UCSC Genome Browser: a full-featured genomic data system. Lead Trainer: Robert Kuhn, Associate Director of UCSC Genome Browser, Training and Outreach, Genome Browser licensing
This series of three events introduced the UCSC Genome Browser, which is a widely used platform for interpreting many types of genome-wide data for a large number of organisms. In the context of human genomics, aggregated data from hundreds of projects are available, including short and long variants (SNPs and CNVs), benign and pathogenic variants from several large databases, and epigenomics data such as histone- and DNA-modification. In addition, the Browser provides a consistent interface and gene models for mouse and more than 120 other animals.
Two introductory webinars were broadcast: Using the UCSC Genome Browser; and Advanced features of the Genome Browser, with a national audience of 97 and 68 on 23/24 October 2018. They continue to be available for public viewing: https://www.youtube.com/channel/UC5WlFNBSfmt3e8Js8o2fFqQ.

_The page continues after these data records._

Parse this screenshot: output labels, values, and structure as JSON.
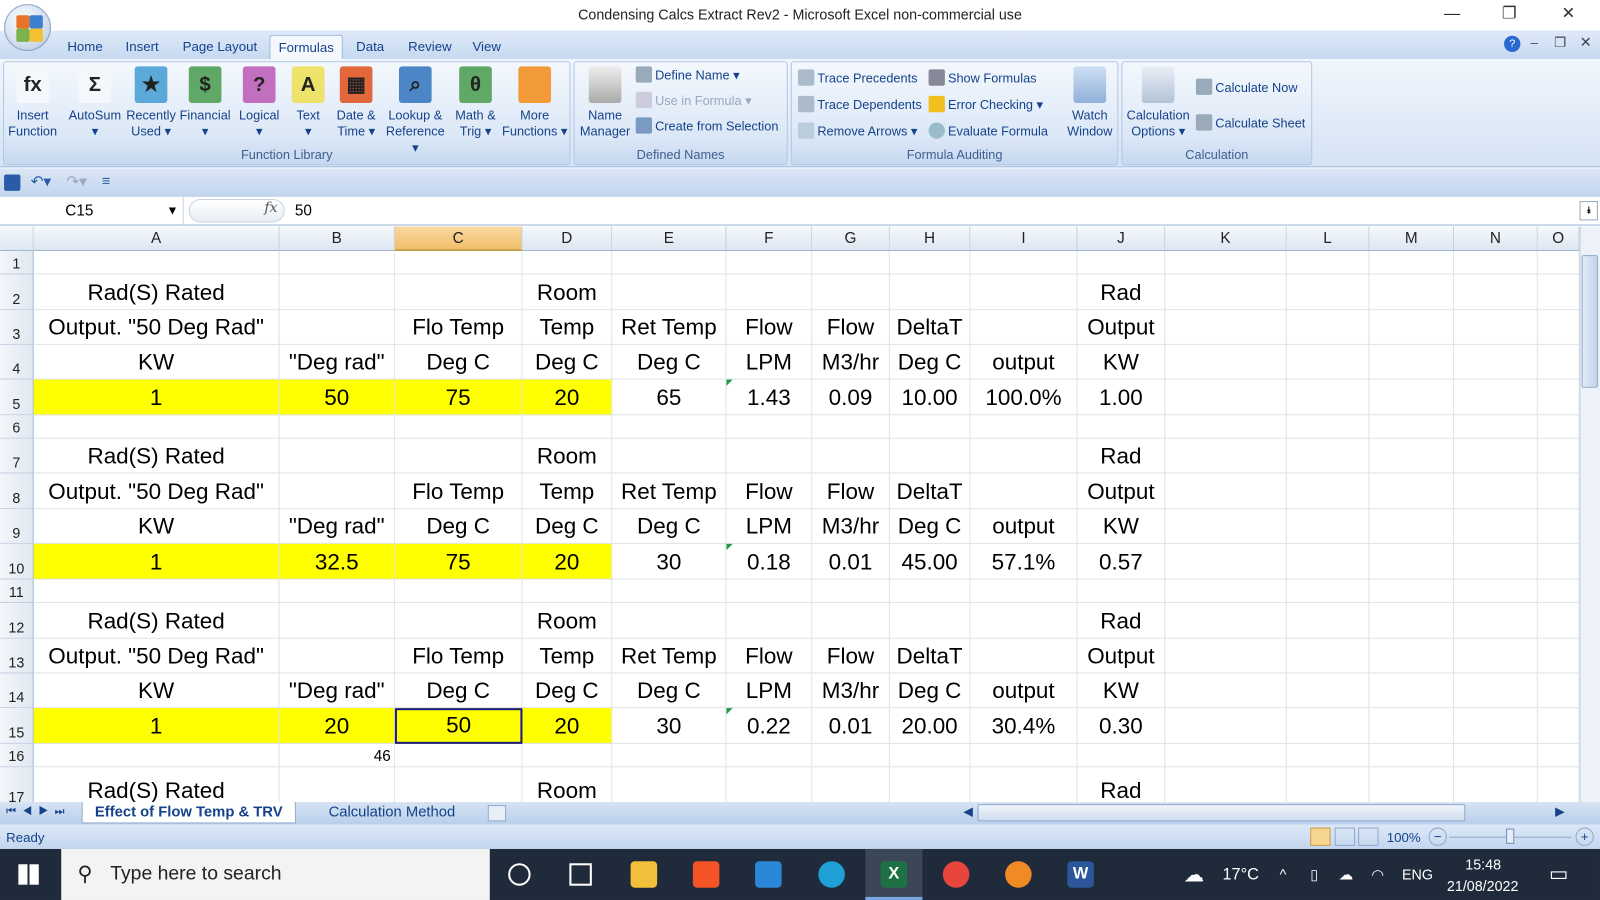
{
  "window": {
    "title": "Condensing Calcs Extract Rev2 - Microsoft Excel non-commercial use"
  },
  "ribbon_tabs": [
    "Home",
    "Insert",
    "Page Layout",
    "Formulas",
    "Data",
    "Review",
    "View"
  ],
  "active_tab": "Formulas",
  "function_library": {
    "label": "Function Library",
    "buttons": [
      {
        "l1": "Insert",
        "l2": "Function",
        "icon": "fx-icon",
        "color": "#f4f8fd",
        "glyph": "fx"
      },
      {
        "l1": "AutoSum",
        "l2": "▾",
        "icon": "sigma-icon",
        "color": "#f4f8fd",
        "glyph": "Σ"
      },
      {
        "l1": "Recently",
        "l2": "Used ▾",
        "icon": "book-star-icon",
        "color": "#5aa9d8",
        "glyph": "★"
      },
      {
        "l1": "Financial",
        "l2": "▾",
        "icon": "book-financial-icon",
        "color": "#5fa866",
        "glyph": "$"
      },
      {
        "l1": "Logical",
        "l2": "▾",
        "icon": "book-logical-icon",
        "color": "#c36fbf",
        "glyph": "?"
      },
      {
        "l1": "Text",
        "l2": "▾",
        "icon": "book-text-icon",
        "color": "#eee36a",
        "glyph": "A"
      },
      {
        "l1": "Date &",
        "l2": "Time ▾",
        "icon": "book-date-icon",
        "color": "#e2683c",
        "glyph": "▦"
      },
      {
        "l1": "Lookup &",
        "l2": "Reference ▾",
        "icon": "book-lookup-icon",
        "color": "#4c86c6",
        "glyph": "⌕"
      },
      {
        "l1": "Math &",
        "l2": "Trig ▾",
        "icon": "book-math-icon",
        "color": "#5fa866",
        "glyph": "θ"
      },
      {
        "l1": "More",
        "l2": "Functions ▾",
        "icon": "book-more-icon",
        "color": "#f29a3a",
        "glyph": ""
      }
    ]
  },
  "defined_names": {
    "label": "Defined Names",
    "name_manager": [
      "Name",
      "Manager"
    ],
    "define_name": "Define Name ▾",
    "use_in_formula": "Use in Formula ▾",
    "create_from_selection": "Create from Selection"
  },
  "formula_auditing": {
    "label": "Formula Auditing",
    "trace_precedents": "Trace Precedents",
    "trace_dependents": "Trace Dependents",
    "remove_arrows": "Remove Arrows ▾",
    "show_formulas": "Show Formulas",
    "error_checking": "Error Checking ▾",
    "evaluate_formula": "Evaluate Formula",
    "watch_window": [
      "Watch",
      "Window"
    ]
  },
  "calculation": {
    "label": "Calculation",
    "options": [
      "Calculation",
      "Options ▾"
    ],
    "calculate_now": "Calculate Now",
    "calculate_sheet": "Calculate Sheet"
  },
  "formula_bar": {
    "name_box": "C15",
    "fx": "fx",
    "value": "50"
  },
  "columns": [
    "A",
    "B",
    "C",
    "D",
    "E",
    "F",
    "G",
    "H",
    "I",
    "J",
    "K",
    "L",
    "M",
    "N",
    "O"
  ],
  "selected_column": "C",
  "rows": [
    {
      "n": "1",
      "cells": {}
    },
    {
      "n": "2",
      "cells": {
        "A": "Rad(S) Rated",
        "D": "Room",
        "J": "Rad"
      }
    },
    {
      "n": "3",
      "cells": {
        "A": "Output. \"50 Deg Rad\"",
        "C": "Flo Temp",
        "D": "Temp",
        "E": "Ret Temp",
        "F": "Flow",
        "G": "Flow",
        "H": "DeltaT",
        "J": "Output"
      }
    },
    {
      "n": "4",
      "cells": {
        "A": "KW",
        "B": "\"Deg rad\"",
        "C": "Deg C",
        "D": "Deg C",
        "E": "Deg C",
        "F": "LPM",
        "G": "M3/hr",
        "H": "Deg C",
        "I": "output",
        "J": "KW"
      }
    },
    {
      "n": "5",
      "input": true,
      "cells": {
        "A": "1",
        "B": "50",
        "C": "75",
        "D": "20",
        "E": "65",
        "F": "1.43",
        "G": "0.09",
        "H": "10.00",
        "I": "100.0%",
        "J": "1.00"
      }
    },
    {
      "n": "6",
      "cells": {}
    },
    {
      "n": "7",
      "cells": {
        "A": "Rad(S) Rated",
        "D": "Room",
        "J": "Rad"
      }
    },
    {
      "n": "8",
      "cells": {
        "A": "Output. \"50 Deg Rad\"",
        "C": "Flo Temp",
        "D": "Temp",
        "E": "Ret Temp",
        "F": "Flow",
        "G": "Flow",
        "H": "DeltaT",
        "J": "Output"
      }
    },
    {
      "n": "9",
      "cells": {
        "A": "KW",
        "B": "\"Deg rad\"",
        "C": "Deg C",
        "D": "Deg C",
        "E": "Deg C",
        "F": "LPM",
        "G": "M3/hr",
        "H": "Deg C",
        "I": "output",
        "J": "KW"
      }
    },
    {
      "n": "10",
      "input": true,
      "cells": {
        "A": "1",
        "B": "32.5",
        "C": "75",
        "D": "20",
        "E": "30",
        "F": "0.18",
        "G": "0.01",
        "H": "45.00",
        "I": "57.1%",
        "J": "0.57"
      }
    },
    {
      "n": "11",
      "cells": {}
    },
    {
      "n": "12",
      "cells": {
        "A": "Rad(S) Rated",
        "D": "Room",
        "J": "Rad"
      }
    },
    {
      "n": "13",
      "cells": {
        "A": "Output. \"50 Deg Rad\"",
        "C": "Flo Temp",
        "D": "Temp",
        "E": "Ret Temp",
        "F": "Flow",
        "G": "Flow",
        "H": "DeltaT",
        "J": "Output"
      }
    },
    {
      "n": "14",
      "cells": {
        "A": "KW",
        "B": "\"Deg rad\"",
        "C": "Deg C",
        "D": "Deg C",
        "E": "Deg C",
        "F": "LPM",
        "G": "M3/hr",
        "H": "Deg C",
        "I": "output",
        "J": "KW"
      }
    },
    {
      "n": "15",
      "input": true,
      "cells": {
        "A": "1",
        "B": "20",
        "C": "50",
        "D": "20",
        "E": "30",
        "F": "0.22",
        "G": "0.01",
        "H": "20.00",
        "I": "30.4%",
        "J": "0.30"
      }
    },
    {
      "n": "16",
      "cells": {
        "B": "46"
      }
    },
    {
      "n": "17",
      "cells": {
        "A": "Rad(S) Rated",
        "D": "Room",
        "J": "Rad"
      }
    }
  ],
  "selected_cell": "C15",
  "sheets": [
    "Effect of Flow Temp & TRV",
    "Calculation Method"
  ],
  "active_sheet": "Effect of Flow Temp & TRV",
  "status": {
    "text": "Ready",
    "zoom": "100%"
  },
  "taskbar": {
    "search_placeholder": "Type here to search",
    "temperature": "17°C",
    "language": "ENG",
    "time": "15:48",
    "date": "21/08/2022"
  },
  "colors": {
    "input_fill": "#ffff00",
    "selection": "#1a1a80",
    "ribbon": "#dbe7f6"
  }
}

The following hands-on workshop on 8 November provided practical instruction in the use of the UCSC Genome Browser, and demonstrated recently added features including display of exons only, display of discontinuous regions of the genome and the simultaneous, joint configuration of multiple wiggle files, such as those used to display RNA-seq data. Robert Kuhn developed new materials specifically for delivery from the US via an online meeting to the Australian audience of 35. Select local researchers attended a private training session with the UCSC Genome Browser team in advance of the event to troubleshoot exercises and gain confidence in using the Browser, to enable their role as helpers at their respective institutions. The live public session was offered at five EMBL-ABR Nodes around Australia, with expert hands-on help provided by the trained helpers while Robert Kuhn stepped through exercises together with participants around the country. Following the workshop, all of the respondents to the evaluation survey agreed that ‘This was a useful workshop that enhanced my knowledge and skills.’
These events were initiated by Dominique Gorse, Director, QFAB Bioinformatics, and supported by AGTA’s Small Grants scheme. They engaged with a national audience via the EMBL Australia Bioinformatics Network.